Did you know that the average difference between a typical lender tier is less than 30 points? More importantly, there is only about a 91-point spread between a top credit tier (excellent credit) to a bottom tier (poor credit). What this means is that pulling a second (or third) bureau can put your customer in a higher credit tier, therefore qualifying them for a much better interest rate.
It’s not that one credit bureau is consistently high and the others are low; it totally depends on the unique credit profile housed at the various credit bureau providers.
In many cases, dealerships only pull one credit bureau to finance a customer — usually the one required by their primary lending institution. By offering a second or even a third option from an alternate bureau, dealers can see how varied the scores can be, and potentially offer better financing terms to customers who did not show a good score with the first pull.

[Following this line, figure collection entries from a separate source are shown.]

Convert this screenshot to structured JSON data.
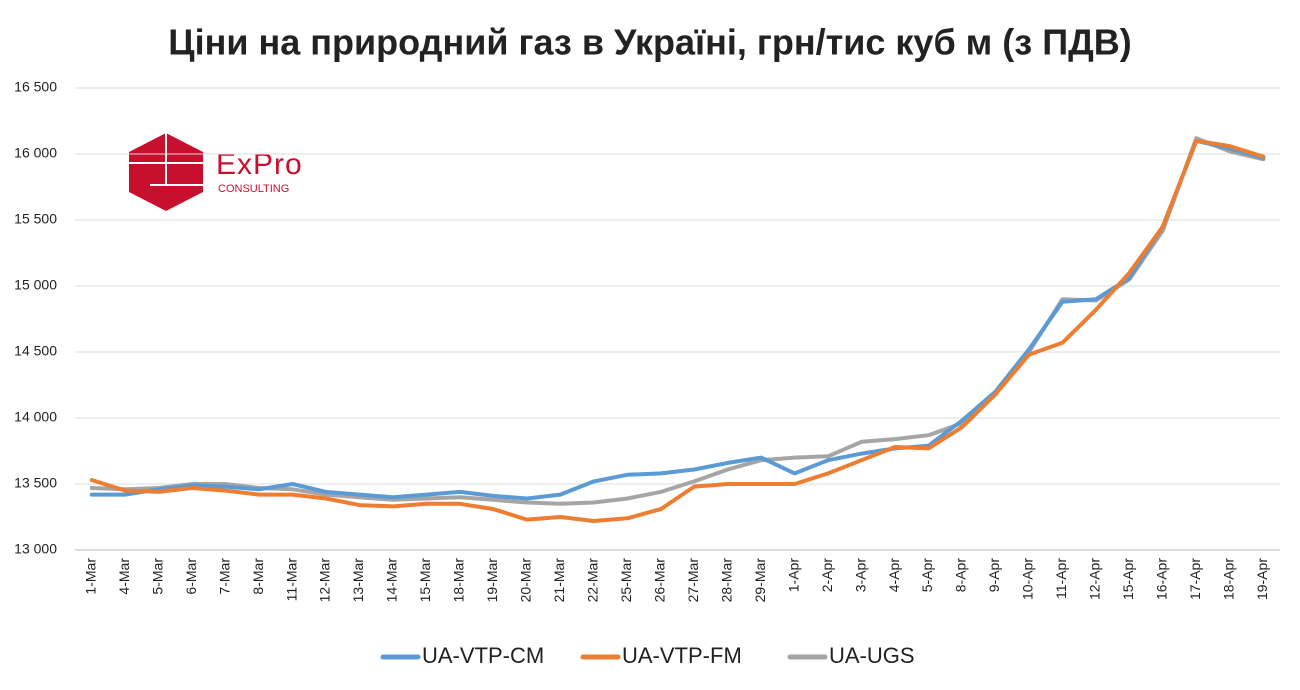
{
  "chart_data": {
    "type": "line",
    "title": "Ціни на природний газ в Україні, грн/тис куб м (з ПДВ)",
    "categories": [
      "1-Mar",
      "4-Mar",
      "5-Mar",
      "6-Mar",
      "7-Mar",
      "8-Mar",
      "11-Mar",
      "12-Mar",
      "13-Mar",
      "14-Mar",
      "15-Mar",
      "18-Mar",
      "19-Mar",
      "20-Mar",
      "21-Mar",
      "22-Mar",
      "25-Mar",
      "26-Mar",
      "27-Mar",
      "28-Mar",
      "29-Mar",
      "1-Apr",
      "2-Apr",
      "3-Apr",
      "4-Apr",
      "5-Apr",
      "8-Apr",
      "9-Apr",
      "10-Apr",
      "11-Apr",
      "12-Apr",
      "15-Apr",
      "16-Apr",
      "17-Apr",
      "18-Apr",
      "19-Apr"
    ],
    "series": [
      {
        "name": "UA-VTP-CM",
        "color": "#5b9bd5",
        "values": [
          13420,
          13420,
          13460,
          13490,
          13480,
          13460,
          13500,
          13440,
          13420,
          13400,
          13420,
          13440,
          13410,
          13390,
          13420,
          13520,
          13570,
          13580,
          13610,
          13660,
          13700,
          13580,
          13680,
          13730,
          13770,
          13790,
          13980,
          14200,
          14520,
          14880,
          14900,
          15060,
          15450,
          16100,
          16040,
          15970
        ]
      },
      {
        "name": "UA-VTP-FM",
        "color": "#ed7d31",
        "values": [
          13530,
          13450,
          13440,
          13470,
          13450,
          13420,
          13420,
          13390,
          13340,
          13330,
          13350,
          13350,
          13310,
          13230,
          13250,
          13220,
          13240,
          13310,
          13480,
          13500,
          13500,
          13500,
          13580,
          13680,
          13780,
          13770,
          13930,
          14180,
          14480,
          14570,
          14820,
          15100,
          15450,
          16100,
          16060,
          15980
        ]
      },
      {
        "name": "UA-UGS",
        "color": "#a5a5a5",
        "values": [
          13470,
          13460,
          13470,
          13500,
          13500,
          13470,
          13460,
          13420,
          13400,
          13380,
          13390,
          13400,
          13380,
          13360,
          13350,
          13360,
          13390,
          13440,
          13520,
          13610,
          13680,
          13700,
          13710,
          13820,
          13840,
          13870,
          13960,
          14190,
          14500,
          14900,
          14890,
          15050,
          15420,
          16120,
          16020,
          15960
        ]
      }
    ],
    "ylim": [
      13000,
      16500
    ],
    "yticks": [
      {
        "value": 13000,
        "label": "13 000"
      },
      {
        "value": 13500,
        "label": "13 500"
      },
      {
        "value": 14000,
        "label": "14 000"
      },
      {
        "value": 14500,
        "label": "14 500"
      },
      {
        "value": 15000,
        "label": "15 000"
      },
      {
        "value": 15500,
        "label": "15 500"
      },
      {
        "value": 16000,
        "label": "16 000"
      },
      {
        "value": 16500,
        "label": "16 500"
      }
    ],
    "grid": true
  },
  "logo": {
    "name": "ExPro",
    "subtitle": "CONSULTING"
  }
}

In many cases dealers are pulling multiple reports on nearly every applicant today as a best practice —but in other cases they do not. Dealers who do not regularly evaluate all sources of credit bureau data are missing profit opportunities and/or sales.
In a recent study:
· 55 percent of applicants with two credit bureaus pulled have risk scores that vary by more than 20 points
· 75.4 percent of applicants with all three credit bureaus pulled have risk scores that vary by more than 20 points
Real-life examples of spreads detected in test runs:
· 561 to 658 (Equifax to Experian)
· 472 to 598 (Equifax to Transunion)
· 407 to 524 (Experian to Transunion)
· 630 to 689 (Experian to Equifax)
These statistics clearly show there are benefits to the dealer to pulling more than one bureau when trying to find the best funding solution for their customers. These benefits can include:
· Potentially increasing gross profit on deals
· Fund exponentially more deals — those that you may have walked away from given the lower score provided by just one bureau pull
· Offer your customers a lower interest rate which will lower their monthly payments and make it more likely they will buy/fund the car through your store
· Customer appreciation and satisfaction — Customers will appreciate you working harder with lenders to get them the best interest rate possible.